Większość problemów powoduje złe parzenie herbaty – oto kilka rad jak to robić poprawnie:
Woda: świeża, zimna i filtrowana
Nigdy nie używaj bezpośrednio chlorowanej wody! Woda, a właściwie jej jakość będzie głównych czynnikiem jakości naparu jaki przygotujesz. Jeśli w miejscu w którym mieszkasz woda nie jest zbyt dobra użyj fitru do wody (np.

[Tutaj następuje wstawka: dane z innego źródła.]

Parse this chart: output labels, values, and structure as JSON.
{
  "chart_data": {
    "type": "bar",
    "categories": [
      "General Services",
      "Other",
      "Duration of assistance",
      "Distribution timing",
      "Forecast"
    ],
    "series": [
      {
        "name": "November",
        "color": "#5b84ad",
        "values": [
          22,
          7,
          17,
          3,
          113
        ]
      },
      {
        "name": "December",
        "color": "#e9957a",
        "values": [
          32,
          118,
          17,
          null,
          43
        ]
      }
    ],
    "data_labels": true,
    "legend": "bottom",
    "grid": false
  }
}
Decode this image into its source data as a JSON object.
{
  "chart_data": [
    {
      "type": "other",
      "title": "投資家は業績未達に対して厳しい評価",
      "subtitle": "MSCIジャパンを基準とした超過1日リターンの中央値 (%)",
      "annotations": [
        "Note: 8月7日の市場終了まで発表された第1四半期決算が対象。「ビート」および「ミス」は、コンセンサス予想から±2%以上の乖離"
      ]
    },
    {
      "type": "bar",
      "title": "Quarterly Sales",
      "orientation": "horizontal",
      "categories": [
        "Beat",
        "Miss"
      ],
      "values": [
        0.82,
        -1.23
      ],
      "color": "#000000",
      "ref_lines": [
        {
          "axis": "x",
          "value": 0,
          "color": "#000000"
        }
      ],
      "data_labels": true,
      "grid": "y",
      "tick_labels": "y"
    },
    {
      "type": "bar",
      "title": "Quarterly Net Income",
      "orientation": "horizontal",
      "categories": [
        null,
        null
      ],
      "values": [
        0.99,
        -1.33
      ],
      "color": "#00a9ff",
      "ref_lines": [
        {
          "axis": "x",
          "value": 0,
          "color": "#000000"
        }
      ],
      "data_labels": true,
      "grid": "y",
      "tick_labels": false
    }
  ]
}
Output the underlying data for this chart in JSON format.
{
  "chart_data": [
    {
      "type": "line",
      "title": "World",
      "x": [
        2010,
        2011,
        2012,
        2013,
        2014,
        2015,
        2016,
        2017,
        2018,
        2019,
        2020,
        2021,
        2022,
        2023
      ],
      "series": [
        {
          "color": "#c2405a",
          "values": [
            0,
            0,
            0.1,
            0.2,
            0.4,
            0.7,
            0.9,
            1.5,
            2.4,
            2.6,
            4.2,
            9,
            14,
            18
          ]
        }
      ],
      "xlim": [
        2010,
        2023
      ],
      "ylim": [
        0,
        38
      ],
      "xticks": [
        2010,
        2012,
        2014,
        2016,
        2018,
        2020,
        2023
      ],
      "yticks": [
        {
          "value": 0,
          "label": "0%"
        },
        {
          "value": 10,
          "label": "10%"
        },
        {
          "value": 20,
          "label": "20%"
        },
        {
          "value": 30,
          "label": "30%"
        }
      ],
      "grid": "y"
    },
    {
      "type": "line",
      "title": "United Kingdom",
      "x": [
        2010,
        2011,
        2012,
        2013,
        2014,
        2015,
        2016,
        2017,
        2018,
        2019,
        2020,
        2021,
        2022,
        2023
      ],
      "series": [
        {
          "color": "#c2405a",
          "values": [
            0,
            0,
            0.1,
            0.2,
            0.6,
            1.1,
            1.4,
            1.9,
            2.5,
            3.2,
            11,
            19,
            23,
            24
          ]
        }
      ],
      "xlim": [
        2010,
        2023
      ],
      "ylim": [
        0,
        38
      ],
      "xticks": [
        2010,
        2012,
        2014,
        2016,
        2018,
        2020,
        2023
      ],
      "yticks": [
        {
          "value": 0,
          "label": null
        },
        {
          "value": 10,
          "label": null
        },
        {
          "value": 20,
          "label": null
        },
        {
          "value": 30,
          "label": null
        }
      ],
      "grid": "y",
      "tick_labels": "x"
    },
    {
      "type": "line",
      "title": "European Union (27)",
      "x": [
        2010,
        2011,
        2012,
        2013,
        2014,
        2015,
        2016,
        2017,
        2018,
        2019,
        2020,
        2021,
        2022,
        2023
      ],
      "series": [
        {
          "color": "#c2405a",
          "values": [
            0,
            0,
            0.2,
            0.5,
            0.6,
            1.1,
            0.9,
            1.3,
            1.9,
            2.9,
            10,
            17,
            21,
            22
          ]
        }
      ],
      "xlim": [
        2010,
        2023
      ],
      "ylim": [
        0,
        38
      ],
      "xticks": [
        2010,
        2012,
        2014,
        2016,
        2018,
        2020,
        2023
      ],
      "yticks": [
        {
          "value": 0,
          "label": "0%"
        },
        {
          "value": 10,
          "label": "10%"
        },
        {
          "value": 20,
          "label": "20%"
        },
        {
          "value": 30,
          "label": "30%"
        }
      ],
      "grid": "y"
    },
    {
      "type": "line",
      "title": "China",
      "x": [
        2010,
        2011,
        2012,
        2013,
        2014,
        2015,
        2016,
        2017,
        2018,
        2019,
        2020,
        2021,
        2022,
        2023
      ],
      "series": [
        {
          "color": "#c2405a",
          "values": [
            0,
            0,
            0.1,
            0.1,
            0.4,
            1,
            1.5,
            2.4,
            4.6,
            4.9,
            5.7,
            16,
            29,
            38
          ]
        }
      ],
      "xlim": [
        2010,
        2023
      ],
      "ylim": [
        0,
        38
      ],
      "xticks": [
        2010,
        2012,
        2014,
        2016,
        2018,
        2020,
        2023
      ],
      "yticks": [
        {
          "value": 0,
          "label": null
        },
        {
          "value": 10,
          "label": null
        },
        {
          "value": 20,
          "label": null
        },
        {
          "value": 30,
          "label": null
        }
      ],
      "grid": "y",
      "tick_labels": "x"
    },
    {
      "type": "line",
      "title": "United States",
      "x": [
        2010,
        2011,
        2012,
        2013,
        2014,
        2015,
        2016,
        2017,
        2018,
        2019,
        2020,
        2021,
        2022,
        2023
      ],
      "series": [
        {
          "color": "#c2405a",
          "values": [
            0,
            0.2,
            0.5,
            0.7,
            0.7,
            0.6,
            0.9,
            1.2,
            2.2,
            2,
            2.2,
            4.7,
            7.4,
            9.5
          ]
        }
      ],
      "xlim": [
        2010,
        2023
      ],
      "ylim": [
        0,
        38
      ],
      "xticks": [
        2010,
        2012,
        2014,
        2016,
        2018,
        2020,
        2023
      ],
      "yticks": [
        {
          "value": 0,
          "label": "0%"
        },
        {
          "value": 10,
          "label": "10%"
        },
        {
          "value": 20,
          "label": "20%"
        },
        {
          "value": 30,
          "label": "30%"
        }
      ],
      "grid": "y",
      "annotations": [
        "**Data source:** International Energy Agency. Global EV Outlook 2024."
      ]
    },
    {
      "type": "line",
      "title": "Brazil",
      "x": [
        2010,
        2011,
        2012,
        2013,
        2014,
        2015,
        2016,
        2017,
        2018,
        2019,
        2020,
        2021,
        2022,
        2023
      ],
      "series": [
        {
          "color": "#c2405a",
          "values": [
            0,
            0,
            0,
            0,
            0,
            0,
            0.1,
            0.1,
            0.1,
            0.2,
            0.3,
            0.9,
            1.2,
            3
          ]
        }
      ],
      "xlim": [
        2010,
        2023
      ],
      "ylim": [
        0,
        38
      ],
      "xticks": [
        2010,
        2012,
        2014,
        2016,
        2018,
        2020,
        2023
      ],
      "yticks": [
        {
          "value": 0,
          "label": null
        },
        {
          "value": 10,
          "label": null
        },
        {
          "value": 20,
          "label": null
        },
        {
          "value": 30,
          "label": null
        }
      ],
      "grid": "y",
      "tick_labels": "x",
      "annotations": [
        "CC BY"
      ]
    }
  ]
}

Brita lub podobnego), odnosi się to tez do twardej wody, ostatecznie możesz kupić wodę źródlaną …
Nie używaj bezpośrednio wrzątku
Pozwól aby woda po zagotowaniu wystygła odrobinę – im gorętsza woda tym większa będzie zawartość w wywarze tanin a co za tym idzie herbata będzie bardziej gorzkawa w smaku.
Pozwól wodzie ostygnąć przez 5 do 10 min, dopiero później ją zalej.
Nie parz zbyt długo
Czas parzenia też ma wpływ na jakość i smak herbaty zaleca się około2-3 minut dla chińskich herbat (1-2 dla japońskich – które są mocniejsze) – aby ten proces można było kontrolować – lepiej zaopatrzyć się w sitko do parzenia herbaty – dowolnego Tylku jeśli tylko spełnia swoją funkcje – będzie dobre.
No i oczywiście najlepszy efekt otrzyma się w dzbanku… ot taka odrobina należytego snobizmu, a właściwie to tylko wypleniona przez torebki i inne takie wynalazki dobra praktyka.
A na koniec co najważniejsze
Zawsze używaj herbaty liściastej – ta w torebkach to herbata niższej jakości (z reguły)- ta liściasta na pewno pozwoli uzyskać „lepsza filiżankę”.
Co do słodzenia teoretycznie zielonej herbaty się nie słodzi, ale jeśli już słodzimy (nie ma tym nic złego) to użyj cukru – słodziki wszelkiej maści tylko psują smak – jeśli nie chcesz używać cukru pij „gorzką” .
Spróbuj różnych mieszanek
Zielona herbata świetnie łączy się na przykład z kwiatami jaśminu, mieszkanki rozmaitej maści można kupić w sklepach typu Five O’Clock, polecam równie bodajże „Mystic Nepal” Liptona z kwiatami jaśminu i odrobiną imbiru.
Życzę Państwu miłej popołudniowej harbatki.